The title of this statute is indicative of its object. It is not necessary that the title of a statute should go into details in stating its object. Under the Constitution of 1868, article 114 of which required that every law *Page 869 should express its object or objects in its title, it was held that the Act 8 of the Extra Session of 1870, whose title was: "An act relative to crimes and offenses," was not unconstitutional. State v. Taylor, 34 La. Ann. 978; State v. Du Bois, 39 La. Ann. 677, 2 So. 558; State v. Breeden, 47 La. Ann. 375, 17 So. 125. See, also, State v. Ackerman, 51 La. Ann. 1222, 26 So. 80. The Act 8 of the Extra Session of 1870 denounced several distinct acts as crimes and offenses, and prescribed the penalty for each crime or offense; but the Constitution of 1868 did not require that each act of the Legislature should have only one object.

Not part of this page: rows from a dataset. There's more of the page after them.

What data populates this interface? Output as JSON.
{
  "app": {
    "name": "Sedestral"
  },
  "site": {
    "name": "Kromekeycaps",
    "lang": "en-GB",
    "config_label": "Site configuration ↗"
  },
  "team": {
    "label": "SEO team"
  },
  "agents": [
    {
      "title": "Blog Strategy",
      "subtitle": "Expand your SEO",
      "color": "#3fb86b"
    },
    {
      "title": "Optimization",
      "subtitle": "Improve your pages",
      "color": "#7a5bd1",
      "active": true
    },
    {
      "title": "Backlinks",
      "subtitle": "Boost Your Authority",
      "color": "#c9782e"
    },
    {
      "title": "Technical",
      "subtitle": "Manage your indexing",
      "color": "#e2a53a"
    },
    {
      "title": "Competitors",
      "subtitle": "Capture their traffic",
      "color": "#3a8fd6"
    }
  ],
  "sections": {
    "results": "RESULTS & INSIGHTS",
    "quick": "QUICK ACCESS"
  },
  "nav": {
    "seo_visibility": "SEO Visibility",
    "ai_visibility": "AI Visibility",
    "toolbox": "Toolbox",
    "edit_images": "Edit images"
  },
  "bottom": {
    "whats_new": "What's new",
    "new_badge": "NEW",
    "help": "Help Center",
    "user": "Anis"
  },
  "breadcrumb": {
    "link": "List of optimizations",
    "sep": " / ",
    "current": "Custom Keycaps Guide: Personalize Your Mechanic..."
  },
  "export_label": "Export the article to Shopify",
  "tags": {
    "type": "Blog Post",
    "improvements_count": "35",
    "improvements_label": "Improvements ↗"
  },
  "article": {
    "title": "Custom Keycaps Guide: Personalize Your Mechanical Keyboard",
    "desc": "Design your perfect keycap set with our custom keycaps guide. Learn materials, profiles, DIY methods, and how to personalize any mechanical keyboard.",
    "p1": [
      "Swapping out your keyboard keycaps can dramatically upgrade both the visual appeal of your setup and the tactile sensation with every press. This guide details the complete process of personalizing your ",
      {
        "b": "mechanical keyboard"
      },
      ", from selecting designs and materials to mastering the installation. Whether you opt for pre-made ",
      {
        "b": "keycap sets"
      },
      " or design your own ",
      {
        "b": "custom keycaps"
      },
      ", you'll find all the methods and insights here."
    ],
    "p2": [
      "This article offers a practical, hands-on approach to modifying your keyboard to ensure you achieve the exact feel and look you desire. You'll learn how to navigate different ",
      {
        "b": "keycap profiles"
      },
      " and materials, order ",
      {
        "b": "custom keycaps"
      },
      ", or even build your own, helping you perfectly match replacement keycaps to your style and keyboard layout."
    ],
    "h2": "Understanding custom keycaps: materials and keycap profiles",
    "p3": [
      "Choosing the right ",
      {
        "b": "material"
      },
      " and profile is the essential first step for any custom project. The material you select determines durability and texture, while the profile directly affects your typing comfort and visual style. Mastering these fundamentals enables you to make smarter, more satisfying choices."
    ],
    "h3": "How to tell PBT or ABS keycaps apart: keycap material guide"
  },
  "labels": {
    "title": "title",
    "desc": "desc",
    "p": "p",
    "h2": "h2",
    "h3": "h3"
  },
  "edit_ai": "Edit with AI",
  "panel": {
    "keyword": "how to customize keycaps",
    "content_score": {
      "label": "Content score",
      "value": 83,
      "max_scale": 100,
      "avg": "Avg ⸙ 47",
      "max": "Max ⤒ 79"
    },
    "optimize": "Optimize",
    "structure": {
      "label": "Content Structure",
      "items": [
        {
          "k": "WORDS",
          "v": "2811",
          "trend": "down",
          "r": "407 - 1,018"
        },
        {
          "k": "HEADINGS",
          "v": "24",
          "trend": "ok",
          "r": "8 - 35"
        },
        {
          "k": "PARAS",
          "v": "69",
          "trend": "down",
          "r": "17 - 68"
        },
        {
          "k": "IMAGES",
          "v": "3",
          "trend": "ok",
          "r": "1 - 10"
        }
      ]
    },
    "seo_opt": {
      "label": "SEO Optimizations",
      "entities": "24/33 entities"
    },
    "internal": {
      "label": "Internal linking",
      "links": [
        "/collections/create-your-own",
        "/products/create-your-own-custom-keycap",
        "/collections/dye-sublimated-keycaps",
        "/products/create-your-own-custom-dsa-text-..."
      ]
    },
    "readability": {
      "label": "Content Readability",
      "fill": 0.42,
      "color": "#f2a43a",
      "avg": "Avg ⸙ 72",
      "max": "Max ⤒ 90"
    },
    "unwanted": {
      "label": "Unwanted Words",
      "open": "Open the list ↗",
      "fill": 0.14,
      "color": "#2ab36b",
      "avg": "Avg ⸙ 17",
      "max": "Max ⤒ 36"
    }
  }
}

Our conclusion is that the Act 4 of 1924 is not violative of section 16 of article 3 of the Constitution.

After conviction, the defendants filed a motion for a new trial, averring that a certain declaration that had been admitted in evidence as a dying declaration was not in fact a dying declaration, or a part of the res gestæ. An objection of that kind, made for the first time in a motion for a new trial, comes too late. Besides, if the evidence were admissible in a case like this, there would be no evidence in the record from which we could decide whether the so-called dying declaration was made while the declarant was in articulo mortis, or whether it was a part of the res gestæ.

The verdict and sentence against each defendant and appellant are affirmed.